Willian Lara wouldn’t recognize a public service broadcast if it bit him in the ass

Quico says: Every so often I catch myself almost thinking the government has a point: Venezuela has not been well served by its media culture over the years. How wonderful it would be if we could really reform the media, make it truly serve the public interest, really democratize it! Shouldn’t we at least give the government a chance to do things differently?

At times like that, I pull myself together by clicking onto VTV’s website, or RNV’s. Because all the government’s pious intentions dissolve into a deep dark void of meaninglessness within 20 seconds of browsing through the official media. The tone of relentless, open propagandism, the absence of even a pretense of balance, the outright refusal to give the other side its say marks just about every story in the official media – to an extent that’s just incommensurable with the way the private media operates.

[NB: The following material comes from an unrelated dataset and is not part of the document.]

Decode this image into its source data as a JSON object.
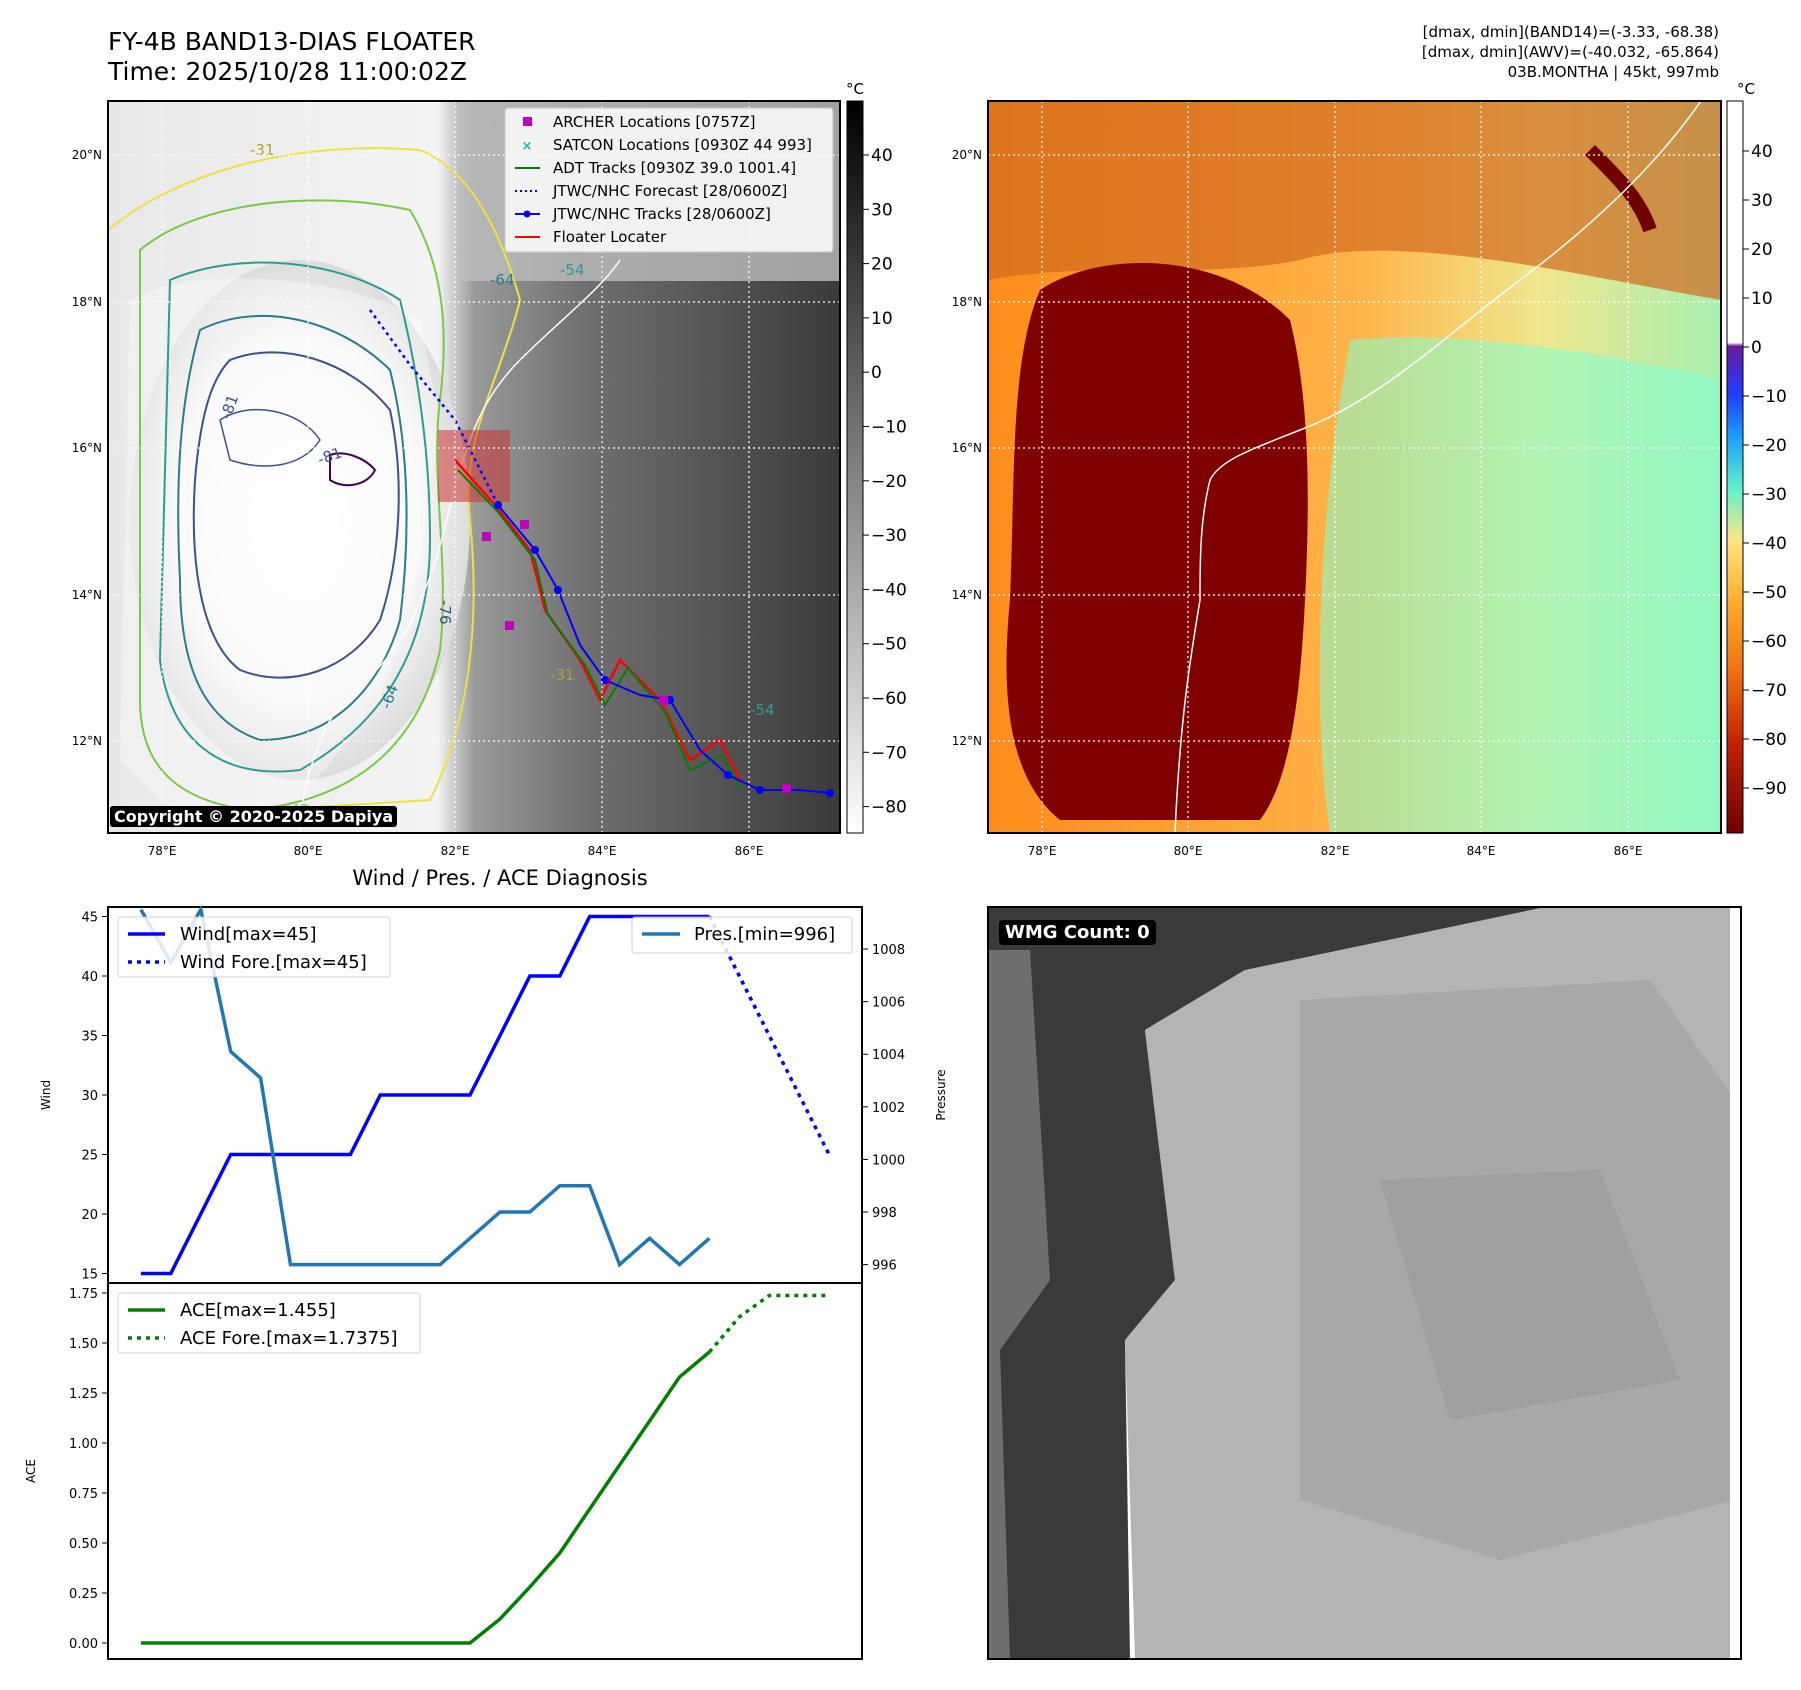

This is not to say that the private media is actually fair – heavens! – but we are talking apples and oranges here. In the private media, bias comes in mostly in terms of the stories chosen for particular attention. Opposition media seldom cover and never highlight stories that reflect well on the government or badly on its critics. But once a reporter is sent out on the beat, he sees his task mainly as telling you what actually happened. Stories about the government are often reported “straight,” without adjectives, and relying largely on official statements. If there’s a court case, reporters set out the facts of the case, if there’s a march, they’ll show you more or less what happened in the march. The level of attention dedicated to events is very often out of proportion to their importance, so the anti-government editorial bias is not really in question. But the stories themselves are usually a reasonable facsimile of journalism.

The official media sees the private media’s story-selection bias, and raises it a deliriously partial treatment inside each story. Government talking points pop up again and again inside putatively descriptive stories, more or less verbatim, as do the standard set of insults and disqualifications against opponents. The channel of all Venezuelans spends a disconcerting amount of airtime describing one set of Venezuelans as the enemies of the other set. The dividing line between information and opinion, perilously stretched in private broadcasting, has disappeared altogether in the official media. VTV looks, by now, pretty much like a Middle Eastern dictatorship’s propaganda arm, giving top billing to every presidential act no matter how routine or insignificant and conveying the government’s political line undiluted.

The notion that the people who brought us VTV are going to “democratize the media,” the posture that they’re going to give us “public service broadcasting,” is just too laughable for words. I know what public service broadcasting is supposed to look like, I understand the duty to make the powerful squirm that a truly independent journalist takes as his basic function, and everything we see in the official media is a more or less direct renunciation of those values.

Check out, for instance, the sort of thing British taxpayers get in return for their TV license fees:

That, my friends, is public service TV. The day we see a Paxman Criollo on VTV, I might take the government’s pious promises about democratizing the media a smidgeon more seriously. As it stands, though, the promise is contradicted by daily experience to such an extreme that it counts as just another provocation.